Grocery Costs (Local Life vs Imported Habits)
Food costs in Costa Adeje are one of its quiet advantages — if you eat like someone who lives here.
Monthly Grocery Spend
| Household | Monthly cost (€) |
|---|---|
| Single person | 200 – 280 |
| Couple | 350 – 450 |
| Small family | 450 – 600 |
These grocery costs reflect a resident-style routine: shopping mainly at Spanish supermarkets and local markets, cooking most meals at home, and limiting imported or specialty products.
If you regularly buy international brands, organic imports, alcohol, or convenience foods, monthly grocery spending can rise noticeably.
Local produce, Spanish supermarkets, and markets keep prices grounded.

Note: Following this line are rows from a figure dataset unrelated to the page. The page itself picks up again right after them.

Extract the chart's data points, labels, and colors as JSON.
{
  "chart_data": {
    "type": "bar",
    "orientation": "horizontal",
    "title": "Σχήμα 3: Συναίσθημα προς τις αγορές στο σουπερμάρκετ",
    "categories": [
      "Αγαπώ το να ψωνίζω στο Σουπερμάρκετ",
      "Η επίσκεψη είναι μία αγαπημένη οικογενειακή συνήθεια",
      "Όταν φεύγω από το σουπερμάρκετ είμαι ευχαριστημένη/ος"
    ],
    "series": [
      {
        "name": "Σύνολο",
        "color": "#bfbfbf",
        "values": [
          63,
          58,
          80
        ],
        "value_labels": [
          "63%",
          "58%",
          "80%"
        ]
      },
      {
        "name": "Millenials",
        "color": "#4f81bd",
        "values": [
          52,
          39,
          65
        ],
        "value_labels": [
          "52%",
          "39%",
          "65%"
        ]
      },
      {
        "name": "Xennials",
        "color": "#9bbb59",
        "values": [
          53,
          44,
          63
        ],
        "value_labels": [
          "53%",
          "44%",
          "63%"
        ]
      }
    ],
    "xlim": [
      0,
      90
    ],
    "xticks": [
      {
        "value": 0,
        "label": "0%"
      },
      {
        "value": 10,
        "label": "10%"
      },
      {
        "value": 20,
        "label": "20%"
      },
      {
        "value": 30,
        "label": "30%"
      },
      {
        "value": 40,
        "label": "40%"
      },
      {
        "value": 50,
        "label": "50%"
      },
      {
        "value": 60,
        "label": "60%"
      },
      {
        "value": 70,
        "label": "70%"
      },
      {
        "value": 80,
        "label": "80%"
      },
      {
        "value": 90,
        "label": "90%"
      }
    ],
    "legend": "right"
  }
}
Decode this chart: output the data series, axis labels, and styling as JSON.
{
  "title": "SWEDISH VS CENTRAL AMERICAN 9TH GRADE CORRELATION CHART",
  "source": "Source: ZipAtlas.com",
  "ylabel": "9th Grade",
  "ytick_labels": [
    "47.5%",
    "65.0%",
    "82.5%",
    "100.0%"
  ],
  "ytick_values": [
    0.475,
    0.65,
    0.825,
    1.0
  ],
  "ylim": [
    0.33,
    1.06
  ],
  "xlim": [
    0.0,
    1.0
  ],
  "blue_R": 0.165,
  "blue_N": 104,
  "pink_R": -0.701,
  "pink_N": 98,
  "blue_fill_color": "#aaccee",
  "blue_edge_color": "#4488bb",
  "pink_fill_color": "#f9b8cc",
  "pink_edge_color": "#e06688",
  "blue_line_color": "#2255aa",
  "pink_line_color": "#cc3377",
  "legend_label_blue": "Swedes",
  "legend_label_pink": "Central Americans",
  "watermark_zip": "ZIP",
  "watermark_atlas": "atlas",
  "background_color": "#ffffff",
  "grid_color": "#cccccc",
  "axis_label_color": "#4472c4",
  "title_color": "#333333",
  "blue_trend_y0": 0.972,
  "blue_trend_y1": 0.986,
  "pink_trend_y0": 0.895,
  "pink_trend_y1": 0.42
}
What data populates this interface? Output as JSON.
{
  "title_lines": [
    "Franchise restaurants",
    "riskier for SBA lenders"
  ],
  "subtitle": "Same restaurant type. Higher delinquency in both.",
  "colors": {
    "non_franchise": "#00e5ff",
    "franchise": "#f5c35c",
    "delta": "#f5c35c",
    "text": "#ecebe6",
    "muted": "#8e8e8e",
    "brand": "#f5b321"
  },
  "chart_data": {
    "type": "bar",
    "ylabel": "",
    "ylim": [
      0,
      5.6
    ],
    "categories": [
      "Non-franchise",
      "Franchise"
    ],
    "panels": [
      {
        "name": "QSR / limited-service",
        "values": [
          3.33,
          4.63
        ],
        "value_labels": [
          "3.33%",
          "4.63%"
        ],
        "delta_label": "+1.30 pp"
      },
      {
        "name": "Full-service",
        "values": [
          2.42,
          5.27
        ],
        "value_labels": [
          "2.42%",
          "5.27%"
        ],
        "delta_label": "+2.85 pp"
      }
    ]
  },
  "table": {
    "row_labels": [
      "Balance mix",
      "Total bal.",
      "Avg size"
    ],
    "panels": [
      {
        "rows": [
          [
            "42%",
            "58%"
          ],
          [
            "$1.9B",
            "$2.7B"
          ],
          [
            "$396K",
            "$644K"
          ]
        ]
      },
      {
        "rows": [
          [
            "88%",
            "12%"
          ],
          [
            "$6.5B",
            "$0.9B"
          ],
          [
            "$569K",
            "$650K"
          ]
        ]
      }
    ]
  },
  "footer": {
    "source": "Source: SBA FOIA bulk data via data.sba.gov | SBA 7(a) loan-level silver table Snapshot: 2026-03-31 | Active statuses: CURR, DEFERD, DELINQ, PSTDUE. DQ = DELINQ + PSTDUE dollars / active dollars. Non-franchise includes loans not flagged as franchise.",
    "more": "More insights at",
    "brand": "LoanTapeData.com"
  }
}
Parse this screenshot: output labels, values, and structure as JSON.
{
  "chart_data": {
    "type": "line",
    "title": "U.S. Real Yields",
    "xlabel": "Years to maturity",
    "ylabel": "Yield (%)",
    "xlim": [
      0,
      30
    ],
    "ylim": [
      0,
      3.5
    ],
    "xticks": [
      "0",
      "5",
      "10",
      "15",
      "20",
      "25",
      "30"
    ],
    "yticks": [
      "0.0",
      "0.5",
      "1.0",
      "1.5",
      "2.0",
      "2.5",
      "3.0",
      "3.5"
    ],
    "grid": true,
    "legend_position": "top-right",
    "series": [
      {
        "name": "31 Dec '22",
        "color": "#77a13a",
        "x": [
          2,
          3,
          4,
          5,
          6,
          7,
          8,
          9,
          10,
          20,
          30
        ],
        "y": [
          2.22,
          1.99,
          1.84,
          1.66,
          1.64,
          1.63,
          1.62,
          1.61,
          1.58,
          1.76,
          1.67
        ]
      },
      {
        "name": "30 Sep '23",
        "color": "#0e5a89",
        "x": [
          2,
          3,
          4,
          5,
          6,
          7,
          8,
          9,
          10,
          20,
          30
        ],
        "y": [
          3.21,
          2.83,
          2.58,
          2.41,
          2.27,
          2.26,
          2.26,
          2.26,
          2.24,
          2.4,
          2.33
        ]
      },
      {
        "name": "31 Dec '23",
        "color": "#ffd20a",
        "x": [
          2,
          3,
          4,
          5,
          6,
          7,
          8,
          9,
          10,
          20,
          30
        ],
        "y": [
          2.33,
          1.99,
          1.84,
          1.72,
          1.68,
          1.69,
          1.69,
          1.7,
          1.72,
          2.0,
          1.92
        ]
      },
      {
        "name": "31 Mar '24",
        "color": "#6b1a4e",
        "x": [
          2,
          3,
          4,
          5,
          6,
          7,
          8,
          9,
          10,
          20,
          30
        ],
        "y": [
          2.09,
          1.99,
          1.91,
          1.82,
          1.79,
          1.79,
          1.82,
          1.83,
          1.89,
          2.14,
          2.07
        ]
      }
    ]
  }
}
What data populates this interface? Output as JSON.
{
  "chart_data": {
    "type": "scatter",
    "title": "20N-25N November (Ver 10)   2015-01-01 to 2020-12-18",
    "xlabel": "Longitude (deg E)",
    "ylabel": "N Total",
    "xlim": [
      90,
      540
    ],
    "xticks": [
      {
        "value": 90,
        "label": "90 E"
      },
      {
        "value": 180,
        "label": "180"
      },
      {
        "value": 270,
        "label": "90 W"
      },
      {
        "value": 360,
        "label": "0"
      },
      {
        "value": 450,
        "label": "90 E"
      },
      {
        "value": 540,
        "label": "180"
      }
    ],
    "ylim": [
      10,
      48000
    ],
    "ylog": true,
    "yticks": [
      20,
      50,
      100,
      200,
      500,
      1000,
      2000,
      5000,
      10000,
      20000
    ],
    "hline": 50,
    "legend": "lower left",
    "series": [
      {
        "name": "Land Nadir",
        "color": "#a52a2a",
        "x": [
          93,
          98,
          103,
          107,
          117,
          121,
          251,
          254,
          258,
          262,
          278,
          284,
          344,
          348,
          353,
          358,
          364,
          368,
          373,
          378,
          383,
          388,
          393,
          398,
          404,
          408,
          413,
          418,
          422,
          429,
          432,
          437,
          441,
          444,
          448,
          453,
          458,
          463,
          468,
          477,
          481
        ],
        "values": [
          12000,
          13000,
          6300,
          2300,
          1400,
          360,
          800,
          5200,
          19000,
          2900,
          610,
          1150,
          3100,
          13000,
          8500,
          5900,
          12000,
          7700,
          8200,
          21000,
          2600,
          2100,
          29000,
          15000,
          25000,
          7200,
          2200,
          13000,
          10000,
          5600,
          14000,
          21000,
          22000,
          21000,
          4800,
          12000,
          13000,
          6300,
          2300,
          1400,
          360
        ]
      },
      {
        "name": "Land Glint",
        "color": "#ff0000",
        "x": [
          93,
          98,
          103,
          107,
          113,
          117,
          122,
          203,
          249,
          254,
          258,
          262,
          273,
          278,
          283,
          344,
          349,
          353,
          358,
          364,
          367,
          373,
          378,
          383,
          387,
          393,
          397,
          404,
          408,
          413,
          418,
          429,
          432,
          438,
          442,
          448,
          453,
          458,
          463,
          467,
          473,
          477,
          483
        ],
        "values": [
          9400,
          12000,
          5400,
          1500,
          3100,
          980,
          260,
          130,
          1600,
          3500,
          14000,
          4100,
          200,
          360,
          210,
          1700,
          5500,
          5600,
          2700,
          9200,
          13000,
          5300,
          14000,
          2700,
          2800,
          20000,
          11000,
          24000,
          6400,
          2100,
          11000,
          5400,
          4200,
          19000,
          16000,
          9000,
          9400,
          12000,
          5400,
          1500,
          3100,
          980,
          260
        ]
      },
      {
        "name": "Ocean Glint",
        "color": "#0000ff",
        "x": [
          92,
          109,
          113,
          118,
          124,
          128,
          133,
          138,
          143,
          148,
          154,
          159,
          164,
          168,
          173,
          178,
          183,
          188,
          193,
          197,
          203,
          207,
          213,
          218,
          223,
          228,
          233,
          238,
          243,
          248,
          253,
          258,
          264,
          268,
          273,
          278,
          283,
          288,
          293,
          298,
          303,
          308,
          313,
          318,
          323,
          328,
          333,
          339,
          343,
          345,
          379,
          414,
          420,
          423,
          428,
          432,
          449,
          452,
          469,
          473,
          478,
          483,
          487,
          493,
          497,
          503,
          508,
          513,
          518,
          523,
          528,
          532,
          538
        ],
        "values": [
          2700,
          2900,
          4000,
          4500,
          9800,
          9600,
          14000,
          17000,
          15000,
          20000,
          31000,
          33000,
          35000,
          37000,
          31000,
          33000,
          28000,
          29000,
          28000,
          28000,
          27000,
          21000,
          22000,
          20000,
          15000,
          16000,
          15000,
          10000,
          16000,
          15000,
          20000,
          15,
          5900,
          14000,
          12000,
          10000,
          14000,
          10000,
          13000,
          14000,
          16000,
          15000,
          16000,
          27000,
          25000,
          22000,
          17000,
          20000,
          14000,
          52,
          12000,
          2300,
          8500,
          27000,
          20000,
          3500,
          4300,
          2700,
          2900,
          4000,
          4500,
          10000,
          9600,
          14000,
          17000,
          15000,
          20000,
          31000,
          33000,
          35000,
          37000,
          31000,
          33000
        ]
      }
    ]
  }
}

Imported brands, specialty items, and familiar northern-European products raise costs quickly — but by choice, not necessity.
Transport Costs (Car Optional, Not Mandatory)
Costa Adeje is one of the few parts of Tenerife where living without a car is genuinely realistic, provided you choose your location well.
Typical Monthly Transport Costs
| Transport type | Monthly cost (€) |
|---|---|
| Bus only | 40 – 60 |
| Small car (fuel + insurance) | 150 – 250 |
| Car + paid parking | 200 – 300 |
Public transport pricing follows current TITSA structures, which remain stable and resident-friendly .
Many long-term residents start without a car and add one later — not the other way around.
Entertainment, Eating Out & Daily Life
Costa Adeje’s reputation suggests luxury pricing. Day-to-day reality is more balanced.
| Item | Typical cost (€) |
|---|---|
| Coffee / barraquito | 1.50 – 2.50 |
| Casual lunch | 10 – 14 |
| Dinner for two | 45 – 70 |
| Gym membership | 35 – 60 |
| Cinema ticket | 7 – 9 |
The real variable is frequency. Living well here does not require constant spending — but it does reward moderation.
Monthly Cost Scenarios (What Life Actually Adds Up To)
Conservative Lifestyle
€1,400 – 1,700 / month
- 1-bed apartment
- Bus transport
- Home cooking
- Limited heating use
Comfortable Couple
€2,000 – 2,400 / month
- 2-bed apartment
- Occasional car use
- Regular dining out
- Winter heating considered
Premium Lifestyle
€3,000+ / month
- Prime-area apartment or villa
- Car + parking
- Frequent restaurants & leisure
- Higher winter electricity use
Estimating Your Cost of Living in Costa Adeje
There is no single number that fits everyone living in Costa Adeje.
A person renting a one-bedroom apartment, using buses, and cooking at home will live very differently — and more cheaply — than a couple renting a two-bedroom property, running a car, eating out often, and using electric heating on winter nights.
That’s why cost of living here should always be read as a range, not a fixed figure.
To estimate your own monthly budget, the factors that matter most are:
- How many people live in the household
- What type of rent you choose
- Whether you rely on public transport or own a car
- How much electricity you use in winter for heating
- How often you eat out versus cooking at home
Adjust those variables, and your monthly cost can move significantly — even within the same neighbourhood.
This is also why Costa Adeje works well for long-term living: once you understand these levers, your expenses become predictable and easy to control.
Is Costa Adeje Expensive to Live In?
Costa Adeje is not cheap — but it is controlled.
There are no hidden taxes, no volatile grocery pricing, and no dramatic seasonal cost swings. The only meaningful fluctuations come from rent choices and winter electricity use — both manageable with awareness.
For people planning to stay, not just visit, Costa Adeje offers something rare: a lifestyle whose costs you can understand before committing to it.